1 (26394)Dans le nouveau bassin aux Lamantins, le 25/05/2021.

Nom scientifique : Arapaima gigas

Classe : Actinoptérygiens (poissons osseux)

Ordre : Ostéoglossiformes

Famille : Ostéoglossidés

Description : poisson de très grande taille au corps allongé, nageoires dorsale et anale placées très en arrière.

Couleur généralement grise ou verdâtre, mais les écailles de son arrière-train sont rougeâtres.

Longueur : 2 à 4,5 m.

Poids : jusqu'à 200 kg.

Durée de vie : 15 à 20 ans (en captivité).

Aire de répartition : Bassin amazonien. Introduit en Asie de l'Est.

Habitat : rivières, fleuves, plaines et forêts inondables.

Comportement : c'est un poisson carnivore, il fouille le fond de l'eau avec ses barbillons (comme les autres silures ou poissons-chats).

Il réside habituellement à proximité du fond et chasse à l'affût. Il défend un territoire et vit souvent solitaire. C'est un poisson actif de jour.

Bien qu'il soit impressionnant, il ne représente pas de danger pour les humains.
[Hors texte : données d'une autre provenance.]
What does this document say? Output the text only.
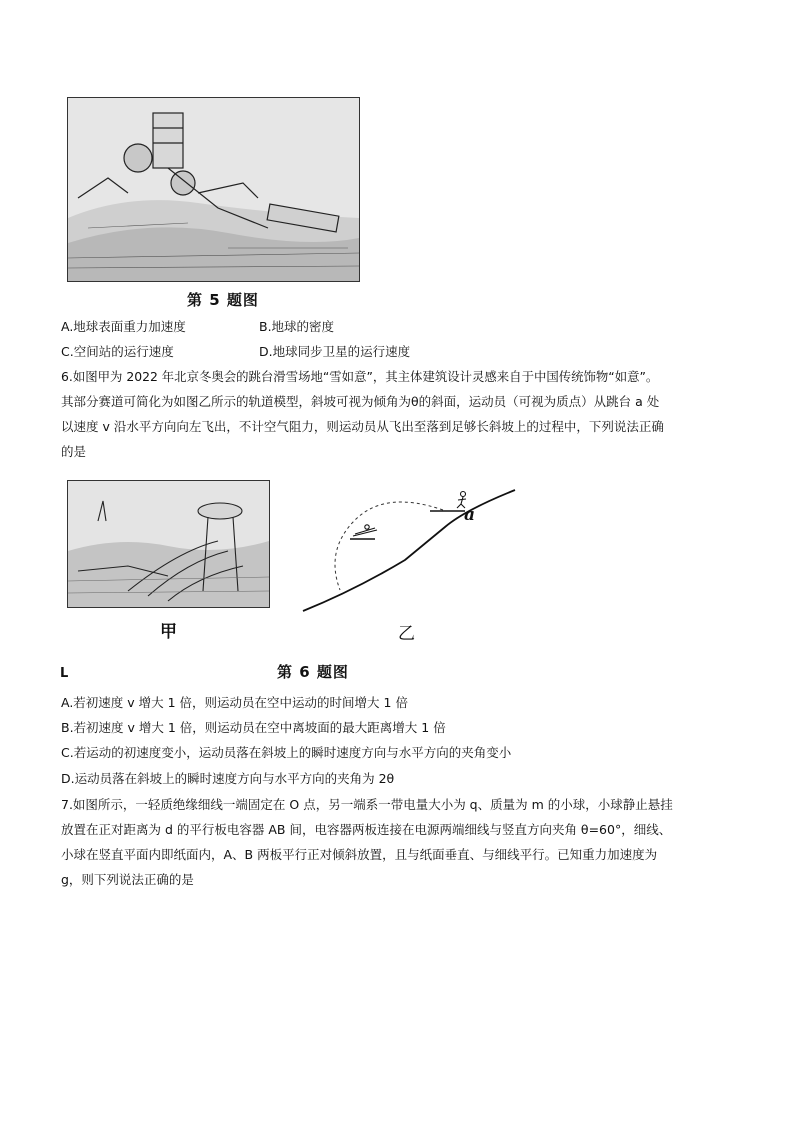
第 5 题图
A.地球表面重力加速度	B.地球的密度
C.空间站的运行速度	D.地球同步卫星的运行速度
6.如图甲为 2022 年北京冬奥会的跳台滑雪场地“雪如意”，其主体建筑设计灵感来自于中国传统饰物“如意”。
其部分赛道可简化为如图乙所示的轨道模型，斜坡可视为倾角为θ的斜面，运动员（可视为质点）从跳台 a 处
以速度 v 沿水平方向向左飞出，不计空气阻力，则运动员从飞出至落到足够长斜坡上的过程中，下列说法正确
的是
a
甲	乙
L	第 6 题图
A.若初速度 v 增大 1 倍，则运动员在空中运动的时间增大 1 倍
B.若初速度 v 增大 1 倍，则运动员在空中离坡面的最大距离增大 1 倍
C.若运动的初速度变小，运动员落在斜坡上的瞬时速度方向与水平方向的夹角变小
D.运动员落在斜坡上的瞬时速度方向与水平方向的夹角为 2θ
7.如图所示，一轻质绝缘细线一端固定在 O 点，另一端系一带电量大小为 q、质量为 m 的小球，小球静止悬挂
放置在正对距离为 d 的平行板电容器 AB 间，电容器两板连接在电源两端细线与竖直方向夹角 θ=60°，细线、
小球在竖直平面内即纸面内，A、B 两板平行正对倾斜放置，且与纸面垂直、与细线平行。已知重力加速度为
g，则下列说法正确的是
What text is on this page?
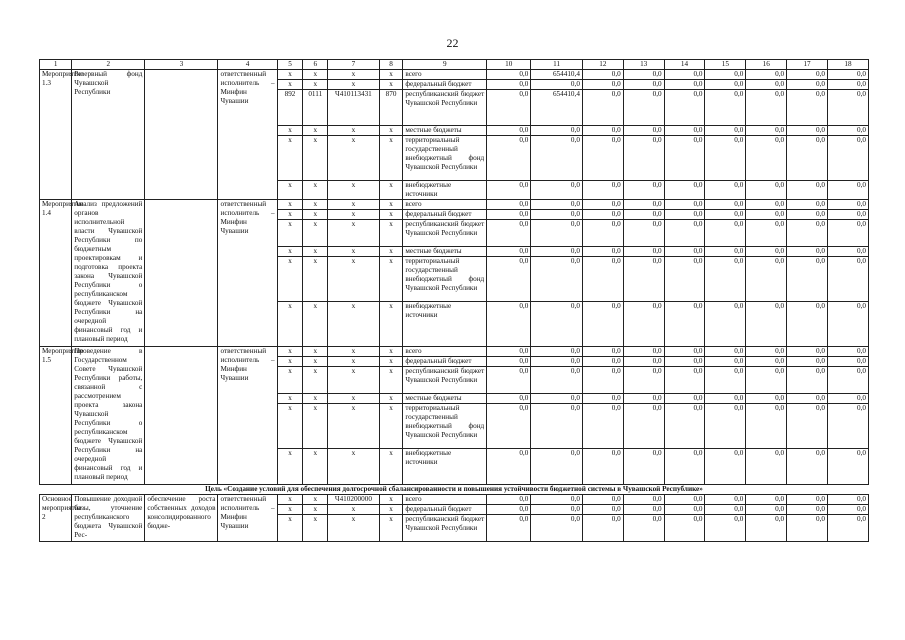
22
1	2	3	4	5	6	7	8	9	10	11	12	13	14	15	16	17	18
Мероприятие 1.3	Резервный фонд Чувашской Республики		ответственный исполнитель – Минфин Чувашии	x	x	x	x	всего	0,0	654410,4	0,0	0,0	0,0	0,0	0,0	0,0	0,0
				x	x	x	x	федеральный бюджет	0,0	0,0	0,0	0,0	0,0	0,0	0,0	0,0	0,0
				892	0111	Ч410113431	870	республиканский бюджет Чувашской Республики	0,0	654410,4	0,0	0,0	0,0	0,0	0,0	0,0	0,0
				x	x	x	x	местные бюджеты	0,0	0,0	0,0	0,0	0,0	0,0	0,0	0,0	0,0
				x	x	x	x	территориальный государственный внебюджетный фонд Чувашской Республики	0,0	0,0	0,0	0,0	0,0	0,0	0,0	0,0	0,0
				x	x	x	x	внебюджетные источники	0,0	0,0	0,0	0,0	0,0	0,0	0,0	0,0	0,0
Мероприятие 1.4	Анализ предложений органов исполнительной власти Чувашской Республики по бюджетным проектировкам и подготовка проекта закона Чувашской Республики о республиканском бюджете Чувашской Республики на очередной финансовый год и плановый период		ответственный исполнитель – Минфин Чувашии	x	x	x	x	всего	0,0	0,0	0,0	0,0	0,0	0,0	0,0	0,0	0,0
				x	x	x	x	федеральный бюджет	0,0	0,0	0,0	0,0	0,0	0,0	0,0	0,0	0,0
				x	x	x	x	республиканский бюджет Чувашской Республики	0,0	0,0	0,0	0,0	0,0	0,0	0,0	0,0	0,0
				x	x	x	x	местные бюджеты	0,0	0,0	0,0	0,0	0,0	0,0	0,0	0,0	0,0
				x	x	x	x	территориальный государственный внебюджетный фонд Чувашской Республики	0,0	0,0	0,0	0,0	0,0	0,0	0,0	0,0	0,0
				x	x	x	x	внебюджетные источники	0,0	0,0	0,0	0,0	0,0	0,0	0,0	0,0	0,0
Мероприятие 1.5	Проведение в Государственном Совете Чувашской Республики работы, связанной с рассмотрением проекта закона Чувашской Республики о республиканском бюджете Чувашской Республики на очередной финансовый год и плановый период		ответственный исполнитель – Минфин Чувашии	x	x	x	x	всего	0,0	0,0	0,0	0,0	0,0	0,0	0,0	0,0	0,0
				x	x	x	x	федеральный бюджет	0,0	0,0	0,0	0,0	0,0	0,0	0,0	0,0	0,0
				x	x	x	x	республиканский бюджет Чувашской Республики	0,0	0,0	0,0	0,0	0,0	0,0	0,0	0,0	0,0
				x	x	x	x	местные бюджеты	0,0	0,0	0,0	0,0	0,0	0,0	0,0	0,0	0,0
				x	x	x	x	территориальный государственный внебюджетный фонд Чувашской Республики	0,0	0,0	0,0	0,0	0,0	0,0	0,0	0,0	0,0
				x	x	x	x	внебюджетные источники	0,0	0,0	0,0	0,0	0,0	0,0	0,0	0,0	0,0
Цель «Создание условий для обеспечения долгосрочной сбалансированности и повышения устойчивости бюджетной системы в Чувашской Республике»																	
Основное мероприятие 2	Повышение доходной базы, уточнение республиканского бюджета Чувашской Рес-	обеспечение роста собственных доходов консолидированного бюдже-	ответственный исполнитель – Минфин Чувашии	x	x	Ч410200000	x	всего	0,0	0,0	0,0	0,0	0,0	0,0	0,0	0,0	0,0
				x	x	x	x	федеральный бюджет	0,0	0,0	0,0	0,0	0,0	0,0	0,0	0,0	0,0
				x	x	x	x	республиканский бюджет Чувашской Республики	0,0	0,0	0,0	0,0	0,0	0,0	0,0	0,0	0,0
Alimentation : surtout poissons, mais aussi petits oiseaux et mammifères, fruits et graines. Les jeunes se nourrissent d'insectes et d'alevins.

Reproduction : la saison de reproduction a lieu entre août et mars, quand les niveaux d'eau sont les plus bas.

Les deux parents construisent un nid. Le mâle monte la garde à côté des jeunes pendant 3 mois après l'éclosion.

La maturité sexuelle a lieu vers l'âge de 4 ou 5 ans.

Statut IUCN : données insuffisantes

Menaces et protection : son statut de conservation global est mal connu.

Historiquement il avait été surpêché au Brésil, mais des politiques de restriction des prélèvements ont permis une reconstitution notable et rapide des stocks. Aujourd'hui la pêche à l'Arapaïma est autorisée dans des zones spécialement désignées, à des fins vivrières ou commerciales.

En Bolivie il est considéré comme une espèce invasive, apparue en 1976, probablement après la destruction accidentelle d'une pisciculture. Plus curieusement, il a été introduit (de manière délibérée ou accidentelle) en Asie orientale.

Le commerce internationale de cette espèce est réglementé (espèce inscrite à l'annexe II de la Convention de Washington ou CITES).

43 zoos et aquariums publics en ont en Europe et au Moyen-Orient (source : Zootierliste, janv. 2022), dont 5 établissements français.

Au Zooparc de Beauval : plusieurs individus de cette espèce vivent dans le grand bassin aux Lamantins du Dôme équatorial depuis l'hiver 2019-2020. Auparavant ils vivaient dans l'ancien bassin des Lamantins des Caraïbes, qui était situé dans la serre aux Gorilles, en compagnie d'un grand nombre de poissons. Cette espèce de poisson géant est présentée à Beauval depuis 2005. En juillet 2017, un petit groupe de 7 jeunes avait séjourné dans un compartiment de ce dernier bassin (juste avant la sortie de la serre) avant de rejoindre le bassin principal, puis à nouveau des très jeunes en septembre 2018. Reproduction : non.

Le savez-vous ?

  • c'est un des plus grands, sinon le plus grand des poissons d'eau douce au monde ;
  • il doit remonter à la surface toutes les 5 à 15 minutes pour respirer (mais bizarrement, les très jeunes alevins n'en ont pas besoin, pendant les tout premiers jours de leur vie) ; son appareil respiratoire est plus proche des poumons des vertébrés terrestres que des branchies rencontrées chez la majorité des poissons ;
  • la teinte rougeâtre d'une partie de ses écailles lui vaut son nom brésilien de "Picarucu", littéralement "le poisson rouge" !
  • ses écailles sont à la fois très dures et flexibles, constituant une armure lui permettant de résister aux attaques des plus grands prédateurs de l'Amazone, dont les piranhas !
  • des fossiles d'Arapaïmas ont été découverts dans des gisements datant de 13 millions d'années.